Nationalism thus hides its negativity through positivity, which is why there's a proportional relationship between Nationalism and propaganda. Think about the Nazis, one of the most fiercely Nationalistic groups in recent history. As National Socialists--which is a type of Fascism--they believed that "their race" was superior to others, which made them responsible for and entitled to wage war upon any other who didn't capitulate to their truth. If it was an absolute truth, then why did they rely so heavily on persuasive propaganda? Because at base the Nazi beliefs were not truths about humankind, and thus required constant hate-laced booster shots to mesmerize and energize the storm troopers to continue detaining, medically experimenting, and mass-murdering Others, instead of fellow human beings.

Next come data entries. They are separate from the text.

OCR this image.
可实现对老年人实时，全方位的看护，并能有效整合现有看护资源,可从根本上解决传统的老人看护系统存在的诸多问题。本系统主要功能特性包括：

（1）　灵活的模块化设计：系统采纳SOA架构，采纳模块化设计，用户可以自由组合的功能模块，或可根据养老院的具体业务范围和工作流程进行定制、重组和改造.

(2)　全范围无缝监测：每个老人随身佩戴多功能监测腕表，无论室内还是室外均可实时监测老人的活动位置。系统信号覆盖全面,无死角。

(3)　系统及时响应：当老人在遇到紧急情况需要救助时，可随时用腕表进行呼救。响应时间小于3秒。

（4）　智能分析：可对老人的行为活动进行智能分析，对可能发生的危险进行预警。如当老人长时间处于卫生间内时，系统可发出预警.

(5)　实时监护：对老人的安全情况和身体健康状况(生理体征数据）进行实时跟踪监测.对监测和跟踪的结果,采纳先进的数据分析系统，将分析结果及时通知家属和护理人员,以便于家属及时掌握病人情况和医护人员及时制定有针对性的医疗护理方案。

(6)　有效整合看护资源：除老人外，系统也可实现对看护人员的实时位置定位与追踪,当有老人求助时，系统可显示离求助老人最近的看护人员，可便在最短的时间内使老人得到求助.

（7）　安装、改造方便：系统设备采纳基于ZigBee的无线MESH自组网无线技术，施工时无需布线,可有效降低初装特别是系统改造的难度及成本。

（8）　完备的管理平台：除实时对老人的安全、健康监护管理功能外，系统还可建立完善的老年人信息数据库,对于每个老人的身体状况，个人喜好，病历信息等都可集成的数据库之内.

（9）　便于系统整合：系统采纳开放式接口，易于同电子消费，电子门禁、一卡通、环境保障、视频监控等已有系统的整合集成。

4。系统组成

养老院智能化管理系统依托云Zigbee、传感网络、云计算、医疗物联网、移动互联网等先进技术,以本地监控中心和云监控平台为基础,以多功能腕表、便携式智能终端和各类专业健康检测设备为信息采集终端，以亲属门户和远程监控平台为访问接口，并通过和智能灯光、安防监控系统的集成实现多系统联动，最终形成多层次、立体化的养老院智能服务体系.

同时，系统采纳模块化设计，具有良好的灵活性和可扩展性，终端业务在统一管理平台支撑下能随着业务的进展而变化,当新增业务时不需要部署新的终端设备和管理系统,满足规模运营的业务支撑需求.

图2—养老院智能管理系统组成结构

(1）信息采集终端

Does this mean individuals are less nationalistic than groups? No, because attaching oneself to an Us group doesn't require actual other Us.' We can self-associate with a collective ideal, and begin the power-perversion process of labeling Others that are destructive to our Us. As Orwell says in his essay, "Indifference to objective truth is encouraged by the sealing-off of one part of the world from another, which makes it harder and harder to discover what is actually happening...Moreover, although endlessly brooding on power, victory, defeat, revenge, the Nationalist is often somewhat uninterested in what happens in the real world. What he wants is to feel that his own unit is getting the better of some other unit, and he can more easily do this by scoring off an adversary than by examining the facts to see whether they support him...The point is that as soon as fear, hatred, jealousy and power worship are involved, the sense of reality becomes unhinged. And as I have pointed out already, the sense of right and wrong becomes unhinged also." This brooding hatred, this compulsion for victory and phobia for defeat thus blinds us toward actual objective reflection which would temper our power perversions. And Nationalism in any form is certainly a perversion of power.
This distinction between Us and Other is indeed instinctual, but really all that means is it's immediate and responsive. We can rewrite our Us and Other distinctions willingly, so long as--to rely on Orwell again--we aren't indifferent to reality, preserving our mental processes so that we can make informed moral decisions, and not just power perversions out of fear and hatred. We'll still make mistakes, however we'll care about having made them, which is a care that will be extended toward Others, allowing them to become simply others, and quite possibly, Us.